Interestingly, when diving into the numbers, a disparity emerges between genders. Women within this age range expressed a slightly higher level of distrust at 61%, compared to the 57% of men.
Rising Concerns Among the Elderly
When narrowing the focus to the 70 to 79-year age bracket, the distrust escalates. A staggering 69% of individuals in this age group are sceptical of financial services firms. Such a statistic is particularly alarming given the essential role these services play in managing retirement funds and life savings.
Underlying Issues and Industry Criticisms
It’s worth noting that the sector has faced its fair share of criticisms, particularly from regulatory bodies like the Financial Conduct Authority (FCA). The financial service providers have been under “ongoing scrutiny” for their failure to meet Consumer Duty obligations, a set of guidelines developed to ensure customer satisfaction and protection.
The Real-World Consequences
Beyond the numbers, we encounter very real stories of individuals struggling with financial insecurity.

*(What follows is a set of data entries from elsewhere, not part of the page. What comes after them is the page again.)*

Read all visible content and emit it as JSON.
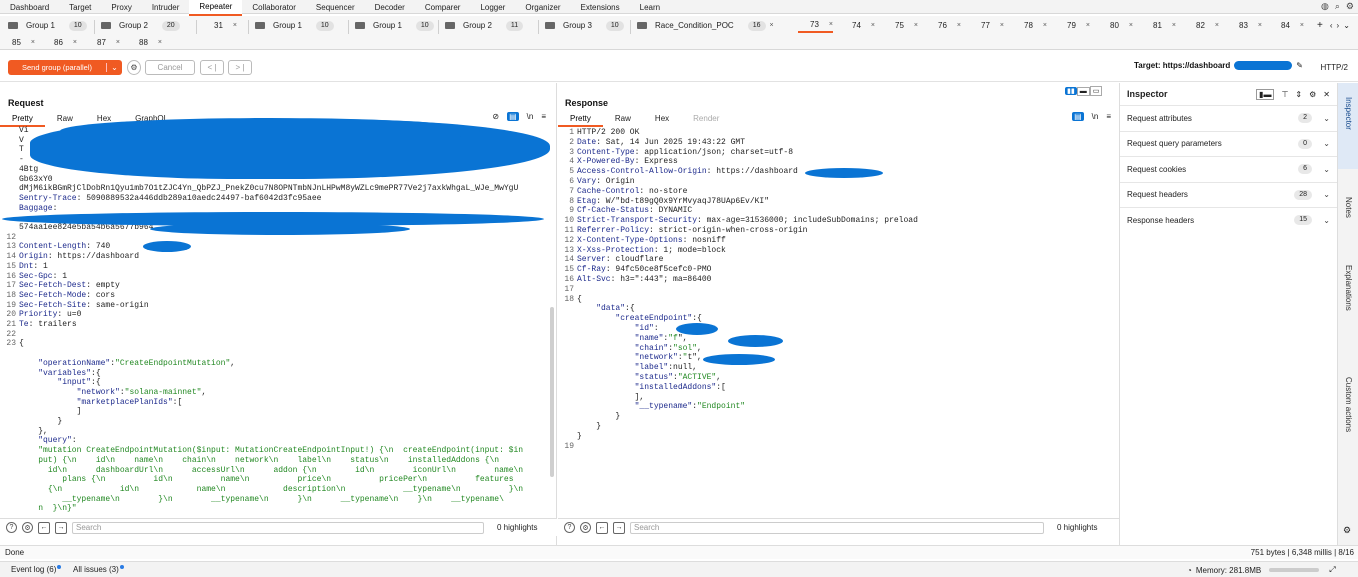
{
  "menu": [
    "Dashboard",
    "Target",
    "Proxy",
    "Intruder",
    "Repeater",
    "Collaborator",
    "Sequencer",
    "Decoder",
    "Comparer",
    "Logger",
    "Organizer",
    "Extensions",
    "Learn"
  ],
  "active_menu": "Repeater",
  "tabs_row1": [
    {
      "label": "Group 1",
      "count": "10",
      "group": true
    },
    {
      "label": "Group 2",
      "count": "20",
      "group": true
    },
    {
      "label": "31",
      "close": "×"
    },
    {
      "label": "Group 1",
      "count": "10",
      "group": true
    },
    {
      "label": "Group 1",
      "count": "10",
      "group": true
    },
    {
      "label": "Group 2",
      "count": "11",
      "group": true
    },
    {
      "label": "Group 3",
      "count": "10",
      "group": true
    },
    {
      "label": "Race_Condition_POC",
      "count": "16",
      "group": true,
      "close": "×"
    },
    {
      "label": "73",
      "close": "×",
      "active": true
    },
    {
      "label": "74",
      "close": "×"
    },
    {
      "label": "75",
      "close": "×"
    },
    {
      "label": "76",
      "close": "×"
    },
    {
      "label": "77",
      "close": "×"
    },
    {
      "label": "78",
      "close": "×"
    },
    {
      "label": "79",
      "close": "×"
    },
    {
      "label": "80",
      "close": "×"
    },
    {
      "label": "81",
      "close": "×"
    },
    {
      "label": "82",
      "close": "×"
    },
    {
      "label": "83",
      "close": "×"
    },
    {
      "label": "84",
      "close": "×"
    }
  ],
  "tabs_row2": [
    {
      "label": "85",
      "close": "×"
    },
    {
      "label": "86",
      "close": "×"
    },
    {
      "label": "87",
      "close": "×"
    },
    {
      "label": "88",
      "close": "×"
    }
  ],
  "toolbar": {
    "send_label": "Send group (parallel)",
    "cancel_label": "Cancel",
    "target_label": "Target: https://dashboard",
    "http_version": "HTTP/2"
  },
  "request": {
    "title": "Request",
    "subtabs": [
      "Pretty",
      "Raw",
      "Hex",
      "GraphQL"
    ],
    "lines": [
      {
        "n": "",
        "t": "Vi"
      },
      {
        "n": "",
        "t": "V"
      },
      {
        "n": "",
        "t": "T"
      },
      {
        "n": "",
        "t": "-"
      },
      {
        "n": "",
        "t": "4Btg"
      },
      {
        "n": "",
        "t": "Gb63xY0"
      },
      {
        "n": "",
        "t": "dMjM6ikBGmRjClDobRn1Qyu1mb7O1tZJC4Yn_QbPZJ_PnekZ0cu7N8OPNTmbNJnLHPwM8yWZLc9mePR77Ve2j7axkWhgaL_WJe_MwYgU"
      },
      {
        "n": "",
        "k": "Sentry-Trace",
        "v": ": 5090889532a446ddb289a10aedc24497-baf6042d3fc95aee"
      },
      {
        "n": "",
        "k": "Baggage",
        "v": ":"
      },
      {
        "n": "",
        "t": ""
      },
      {
        "n": "",
        "t": "574aa1ee824e5ba54b6a5677b964"
      },
      {
        "n": "12",
        "t": ""
      },
      {
        "n": "13",
        "k": "Content-Length",
        "v": ": 740"
      },
      {
        "n": "14",
        "k": "Origin",
        "v": ": https://dashboard"
      },
      {
        "n": "15",
        "k": "Dnt",
        "v": ": 1"
      },
      {
        "n": "16",
        "k": "Sec-Gpc",
        "v": ": 1"
      },
      {
        "n": "17",
        "k": "Sec-Fetch-Dest",
        "v": ": empty"
      },
      {
        "n": "18",
        "k": "Sec-Fetch-Mode",
        "v": ": cors"
      },
      {
        "n": "19",
        "k": "Sec-Fetch-Site",
        "v": ": same-origin"
      },
      {
        "n": "20",
        "k": "Priority",
        "v": ": u=0"
      },
      {
        "n": "21",
        "k": "Te",
        "v": ": trailers"
      },
      {
        "n": "22",
        "t": ""
      },
      {
        "n": "23",
        "t": "{"
      },
      {
        "n": "",
        "t": ""
      },
      {
        "n": "",
        "t": "    ",
        "k": "\"operationName\"",
        "v": ":",
        "s": "\"CreateEndpointMutation\"",
        "e": ","
      },
      {
        "n": "",
        "t": "    ",
        "k": "\"variables\"",
        "v": ":{"
      },
      {
        "n": "",
        "t": "        ",
        "k": "\"input\"",
        "v": ":{"
      },
      {
        "n": "",
        "t": "            ",
        "k": "\"network\"",
        "v": ":",
        "s": "\"solana-mainnet\"",
        "e": ","
      },
      {
        "n": "",
        "t": "            ",
        "k": "\"marketplacePlanIds\"",
        "v": ":["
      },
      {
        "n": "",
        "t": "            ]"
      },
      {
        "n": "",
        "t": "        }"
      },
      {
        "n": "",
        "t": "    },"
      },
      {
        "n": "",
        "t": "    ",
        "k": "\"query\"",
        "v": ":"
      },
      {
        "n": "",
        "t": "    ",
        "s": "\"mutation CreateEndpointMutation($input: MutationCreateEndpointInput!) {\\n  createEndpoint(input: $in"
      },
      {
        "n": "",
        "t": "    ",
        "s": "put) {\\n    id\\n    name\\n    chain\\n    network\\n    label\\n    status\\n    installedAddons {\\n"
      },
      {
        "n": "",
        "t": "      ",
        "s": "id\\n      dashboardUrl\\n      accessUrl\\n      addon {\\n        id\\n        iconUrl\\n        name\\n"
      },
      {
        "n": "",
        "t": "         ",
        "s": "plans {\\n          id\\n          name\\n          price\\n          pricePer\\n          features"
      },
      {
        "n": "",
        "t": "      ",
        "s": "{\\n            id\\n            name\\n            description\\n            __typename\\n          }\\n"
      },
      {
        "n": "",
        "t": "         ",
        "s": "__typename\\n        }\\n        __typename\\n      }\\n      __typename\\n    }\\n    __typename\\"
      },
      {
        "n": "",
        "t": "    ",
        "s": "n  }\\n}\""
      },
      {
        "n": "",
        "t": "}"
      }
    ],
    "search_placeholder": "Search",
    "highlights": "0 highlights"
  },
  "response": {
    "title": "Response",
    "subtabs": [
      "Pretty",
      "Raw",
      "Hex",
      "Render"
    ],
    "lines": [
      {
        "n": "1",
        "t": "HTTP/2 200 OK"
      },
      {
        "n": "2",
        "k": "Date",
        "v": ": Sat, 14 Jun 2025 19:43:22 GMT"
      },
      {
        "n": "3",
        "k": "Content-Type",
        "v": ": application/json; charset=utf-8"
      },
      {
        "n": "4",
        "k": "X-Powered-By",
        "v": ": Express"
      },
      {
        "n": "5",
        "k": "Access-Control-Allow-Origin",
        "v": ": https://dashboard"
      },
      {
        "n": "6",
        "k": "Vary",
        "v": ": Origin"
      },
      {
        "n": "7",
        "k": "Cache-Control",
        "v": ": no-store"
      },
      {
        "n": "8",
        "k": "Etag",
        "v": ": W/\"bd-t89gQ0x9YrMvyaqJ78UAp6Ev/KI\""
      },
      {
        "n": "9",
        "k": "Cf-Cache-Status",
        "v": ": DYNAMIC"
      },
      {
        "n": "10",
        "k": "Strict-Transport-Security",
        "v": ": max-age=31536000; includeSubDomains; preload"
      },
      {
        "n": "11",
        "k": "Referrer-Policy",
        "v": ": strict-origin-when-cross-origin"
      },
      {
        "n": "12",
        "k": "X-Content-Type-Options",
        "v": ": nosniff"
      },
      {
        "n": "13",
        "k": "X-Xss-Protection",
        "v": ": 1; mode=block"
      },
      {
        "n": "14",
        "k": "Server",
        "v": ": cloudflare"
      },
      {
        "n": "15",
        "k": "Cf-Ray",
        "v": ": 94fc50ce8f5cefc0-PMO"
      },
      {
        "n": "16",
        "k": "Alt-Svc",
        "v": ": h3=\":443\"; ma=86400"
      },
      {
        "n": "17",
        "t": ""
      },
      {
        "n": "18",
        "t": "{"
      },
      {
        "n": "",
        "t": "    ",
        "k": "\"data\"",
        "v": ":{"
      },
      {
        "n": "",
        "t": "        ",
        "k": "\"createEndpoint\"",
        "v": ":{"
      },
      {
        "n": "",
        "t": "            ",
        "k": "\"id\"",
        "v": ":"
      },
      {
        "n": "",
        "t": "            ",
        "k": "\"name\"",
        "v": ":",
        "s": "\"f",
        "e": "\","
      },
      {
        "n": "",
        "t": "            ",
        "k": "\"chain\"",
        "v": ":",
        "s": "\"sol\"",
        "e": ","
      },
      {
        "n": "",
        "t": "            ",
        "k": "\"network\"",
        "v": ":",
        "s": "\"",
        "e": "t\","
      },
      {
        "n": "",
        "t": "            ",
        "k": "\"label\"",
        "v": ":null,"
      },
      {
        "n": "",
        "t": "            ",
        "k": "\"status\"",
        "v": ":",
        "s": "\"ACTIVE\"",
        "e": ","
      },
      {
        "n": "",
        "t": "            ",
        "k": "\"installedAddons\"",
        "v": ":["
      },
      {
        "n": "",
        "t": "            ],"
      },
      {
        "n": "",
        "t": "            ",
        "k": "\"__typename\"",
        "v": ":",
        "s": "\"Endpoint\""
      },
      {
        "n": "",
        "t": "        }"
      },
      {
        "n": "",
        "t": "    }"
      },
      {
        "n": "",
        "t": "}"
      },
      {
        "n": "19",
        "t": ""
      }
    ],
    "search_placeholder": "Search",
    "highlights": "0 highlights"
  },
  "inspector": {
    "title": "Inspector",
    "rows": [
      {
        "label": "Request attributes",
        "count": "2"
      },
      {
        "label": "Request query parameters",
        "count": "0"
      },
      {
        "label": "Request cookies",
        "count": "6"
      },
      {
        "label": "Request headers",
        "count": "28"
      },
      {
        "label": "Response headers",
        "count": "15"
      }
    ]
  },
  "sidebar": [
    "Inspector",
    "Notes",
    "Explanations",
    "Custom actions"
  ],
  "status": {
    "left": "Done",
    "right": "751 bytes | 6,348 millis | 8/16"
  },
  "bottom": {
    "event_log": "Event log (6)",
    "all_issues": "All issues (3)",
    "memory": "Memory: 281.8MB"
  },
  "colors": {
    "accent": "#f05a22",
    "mask": "#0a74d4",
    "header_key": "#1d2a8c",
    "string": "#228822"
  }
}
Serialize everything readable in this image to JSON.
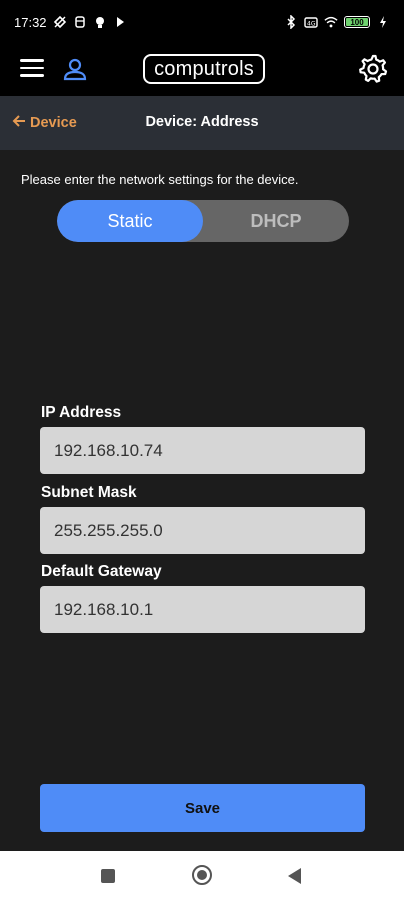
{
  "status_bar": {
    "time": "17:32",
    "battery_label": "100"
  },
  "header": {
    "logo_text": "computrols"
  },
  "nav": {
    "back_label": "Device",
    "title": "Device: Address"
  },
  "form": {
    "instructions": "Please enter the network settings for the device.",
    "mode_options": [
      "Static",
      "DHCP"
    ],
    "selected_mode": "Static",
    "fields": [
      {
        "label": "IP Address",
        "value": "192.168.10.74"
      },
      {
        "label": "Subnet Mask",
        "value": "255.255.255.0"
      },
      {
        "label": "Default Gateway",
        "value": "192.168.10.1"
      }
    ],
    "save_label": "Save"
  },
  "colors": {
    "accent": "#4f8cf7",
    "back_link": "#e69a52",
    "background": "#1c1c1c",
    "nav_bar": "#2b2f36"
  }
}
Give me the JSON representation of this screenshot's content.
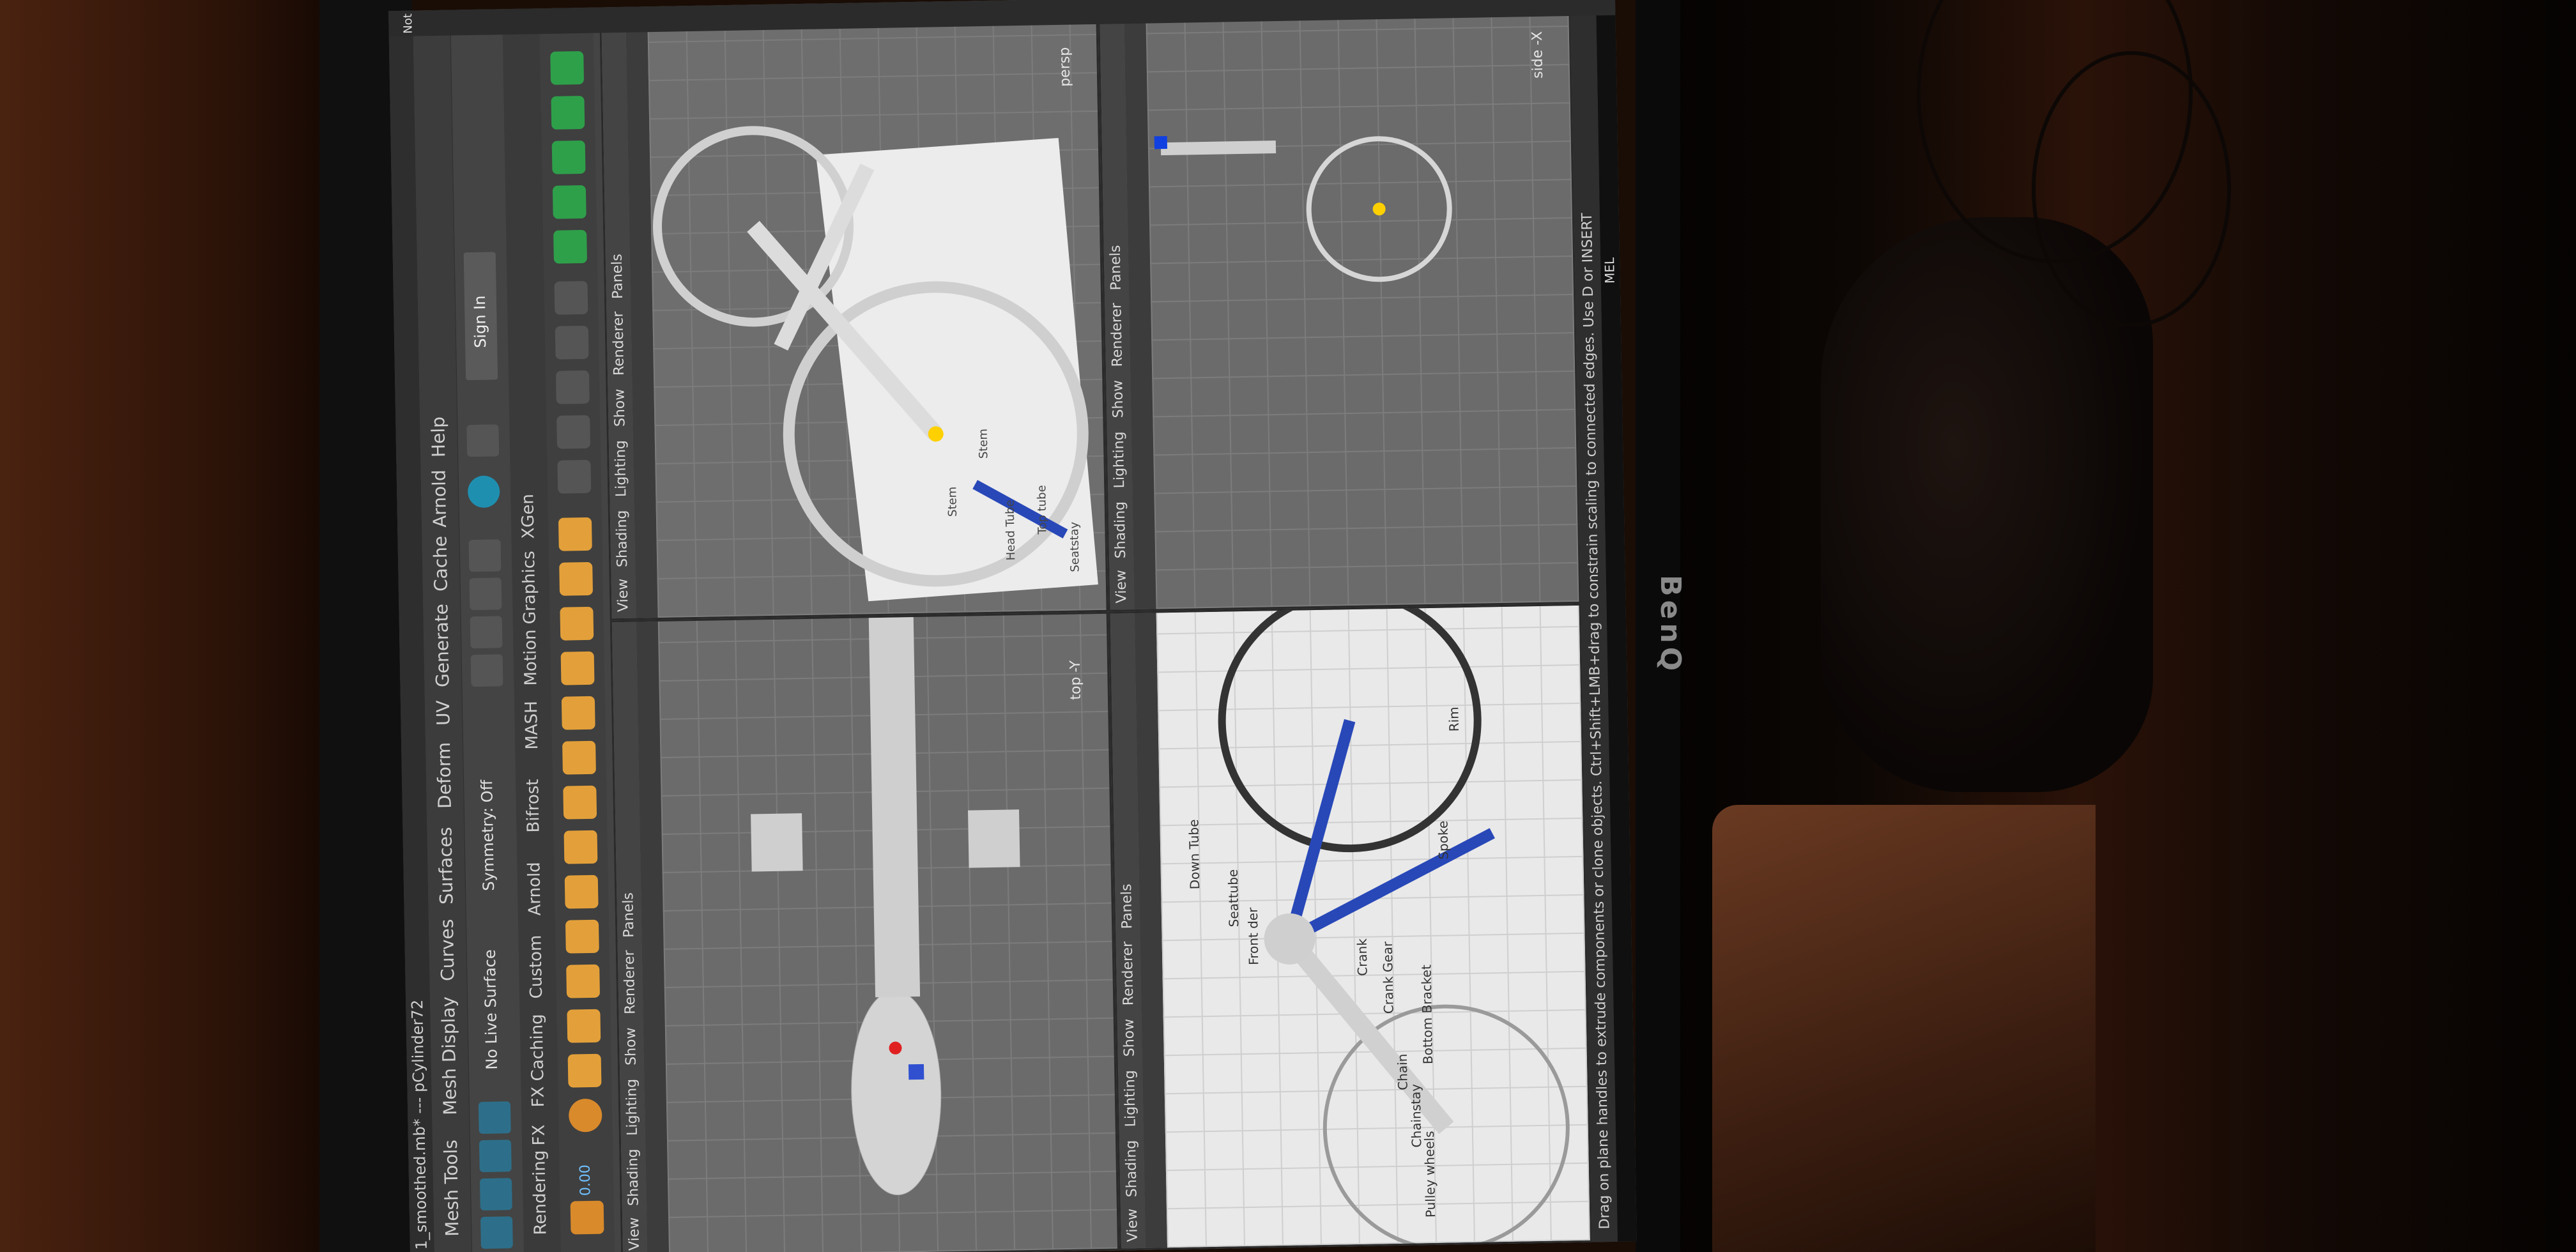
{
  "maya": {
    "window_title": "1_smoothed.mb* --- pCylinder72",
    "menu": [
      "Mesh Tools",
      "Mesh Display",
      "Curves",
      "Surfaces",
      "Deform",
      "UV",
      "Generate",
      "Cache",
      "Arnold",
      "Help"
    ],
    "shelf_tabs": [
      "Rendering",
      "FX",
      "FX Caching",
      "Custom",
      "Arnold",
      "Bifrost",
      "MASH",
      "Motion Graphics",
      "XGen"
    ],
    "live_surface": "No Live Surface",
    "symmetry": "Symmetry: Off",
    "sign_in": "Sign In",
    "coord": "0.00",
    "panel_menu": [
      "View",
      "Shading",
      "Lighting",
      "Show",
      "Renderer",
      "Panels"
    ],
    "cameras": {
      "persp": "persp",
      "top": "top -Y",
      "side": "side -X"
    },
    "ref_labels": [
      "Down Tube",
      "Seattube",
      "Front der",
      "Crank",
      "Crank Gear",
      "Bottom Bracket",
      "Chain",
      "Chainstay",
      "Pulley wheels",
      "Spoke",
      "Rim"
    ],
    "persp_labels": [
      "Head Tube",
      "Top tube",
      "Seatstay",
      "Stem",
      "Stem"
    ],
    "status_text": "Drag on plane handles to extrude components or clone objects. Ctrl+Shift+LMB+drag to constrain scaling to connected edges. Use D or INSERT",
    "mel": "MEL",
    "note": "Not",
    "brand": "BenQ"
  }
}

Such challenges often manifest in the form of delayed retirements, looming mental health issues, and anxieties about affording basic necessities, such as heating.
Leon Diamond, the CEO and founder of LiveMore, emphasises the gravity of the situation: “These aren’t just statistics; they’re individuals whose lives are being adversely affected.” He went on to highlight recent FCA criticisms, which shed light on instances where some lifetime mortgage sales fell below the expected standards. The FCA even flagged 400 cases where promotions were misleading and needed adjustments or removal.
The findings from regulatory bodies undeniably cast a shadow over the industry’s reputation, further fuelling the trust deficit. Diamond underscores the significance of Consumer Duty guidelines. They are designed to prioritise the customers, ensuring that they receive value and security.
Regarding lifetime mortgages, Diamond warns of the potential pitfalls of compound interest, making such financial products costly if held for extended periods. He encourages individuals and industry professionals alike to refer to LiveMore’s white paper on Consumer Duty and the later life lending sector.
The financial industry is at a pivotal juncture. As Diamond aptly concludes, “As we look to the future, it is crucial that the 59% statistic falls sharply. We can achieve this if we all adhere to Consumer Duty guidelines and put the customer first.” The path to rebuilding trust and credibility is clear. The onus now lies on the industry to respond and adapt.